Single-storey rear basics
A single-storey rear extension projects from the rear wall of the house into the garden. The footprint is typically rectangular, running the full width of the existing rear wall (or partial width if a side return is not included). Depth varies: 3 metres is the standard permitted development limit, but the Larger Home Extension scheme allows up to 6m on detached houses and 8m on terraces and semis subject to prior approval — a lighter-touch consent process that takes 6 weeks. Roof type, glazing, kitchen layout and structural method all flow from these basic parameters.
Larger Home Extension prior approval
Introduced in 2014 and made permanent in 2019, the Larger Home Extension scheme allows single-storey rear extensions up to 6m (terrace/semi) or 8m (detached) under a prior approval process rather than full planning. The council notifies neighbours, who have 21 days to object on grounds of impact on amenity. If no objections are received, the extension is approved automatically. If objections come in, the council considers them and decides — usually within 42 days from submission. Approval rates are 75–80% across most London boroughs. We submit prior approvals on every eligible project and have a 91% approval rate.
Roof and natural light
Rear extensions of 5m+ depth need careful light planning because the rear of the original house becomes dark — the new extension covers what was a window or door wall. The two main strategies: a flat roof with one or two large roof lanterns (3m × 1.5m typical) positioned to wash daylight across the back of the original house, or a pitched glazed roof using a single-sided lean-to or a fully glazed pitched lantern. Both work; lanterns are cheaper and more common, glazed pitched roofs deliver more drama. We model daylight with SketchUp + V-Ray during design so you can see exactly what the finished space looks like at different times of day.
Structural approach
Where the existing rear wall is removed to open up the new extension into the original kitchen or dining room, a steel beam spans the full width to pick up the first-floor wall above. On a 5m wide opening this is typically a 305 UB section. Foundations are usually mass-fill concrete to 1m depth, deeper where mature trees are within 5–10m of the boundary (London clay shrinks and swells with tree water uptake — NHBC guidance dictates foundation depth based on tree species and distance). On heavy clay sites with multiple trees we use mini-piled foundations to derisk future ground movement.
Glazing strategies
The rear wall of a single-storey rear extension is typically 80–100% glazed. Standard configuration is a set of bi-folding or sliding doors across the width with a flanking fixed picture window where the wall is wider than the door opening. Crittall-style steel frames with multi-pane glazing deliver a distinctive aesthetic — we install Crittall, IDSystems and Fabco Sanctuary frames depending on budget and design intent. Glazing always uses double or triple glazing with low-emissivity coating and argon fill; structural glass roofs use laminated heat-soaked toughened panes for safety.
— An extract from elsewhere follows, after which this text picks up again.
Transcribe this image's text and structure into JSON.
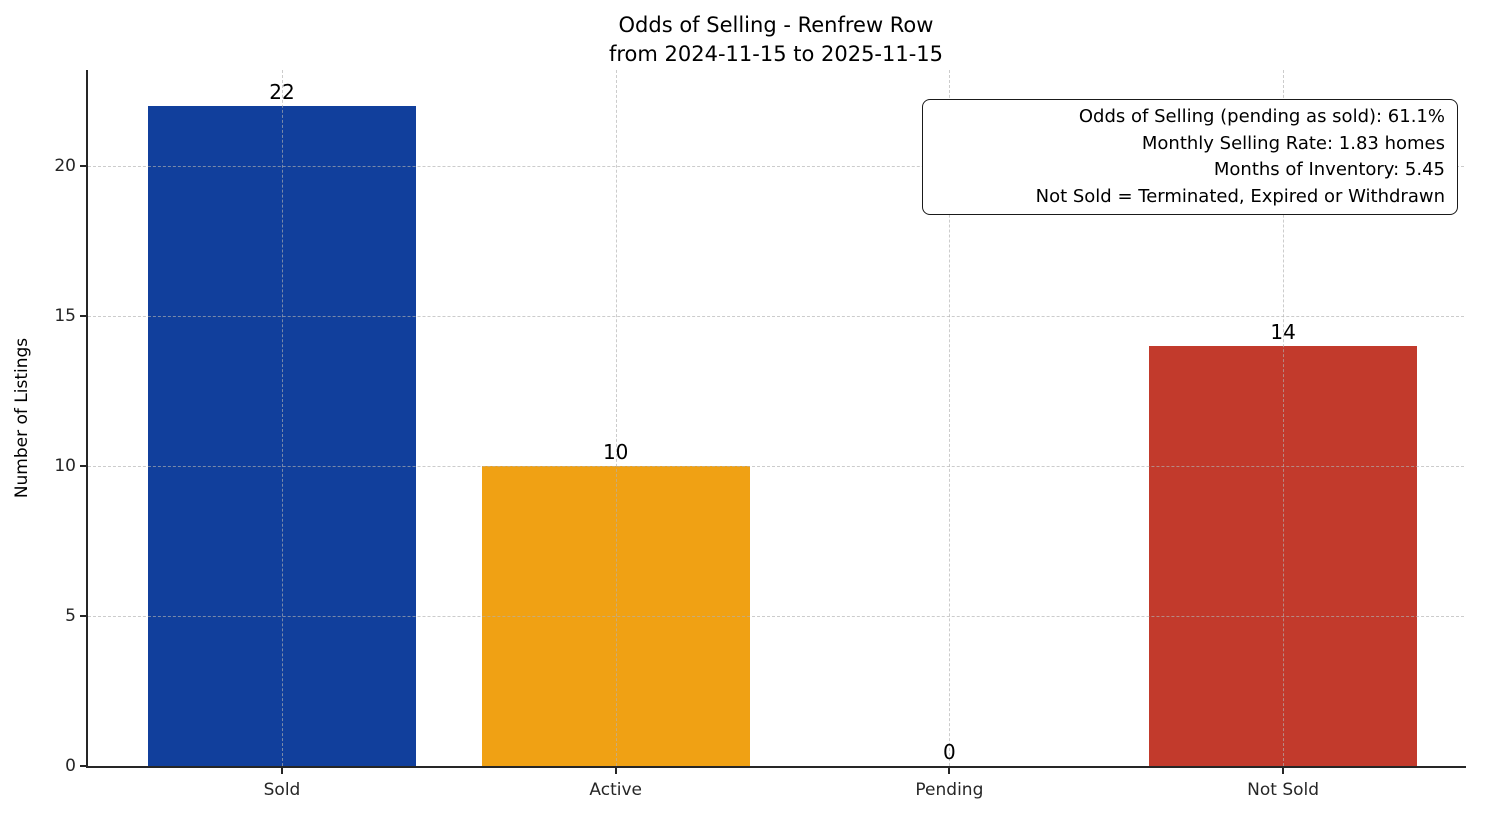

Kitchen, dining and living layouts
Most rear extensions support an open-plan kitchen-dining-living arrangement. The classic London layout is kitchen along one side wall, island parallel, dining table near the original rear wall, and a sofa zone behind. Underfloor heating runs throughout, allowing all wall space to be used for cabinetry, glazing or seating rather than radiators. We coordinate kitchen design and install with the build phasing so plumbing, electrics, gas and waste are all set out correctly before the floor screed pours.
Wraparound option
Where space permits, a side return can be combined with a rear extension into a single wraparound extension. This delivers the largest single-storey ground floor and is covered in detail on our dedicated wraparound extension page. The cost is roughly 30–40% higher than a side return or rear alone but the resulting space is significantly bigger than either component would deliver individually.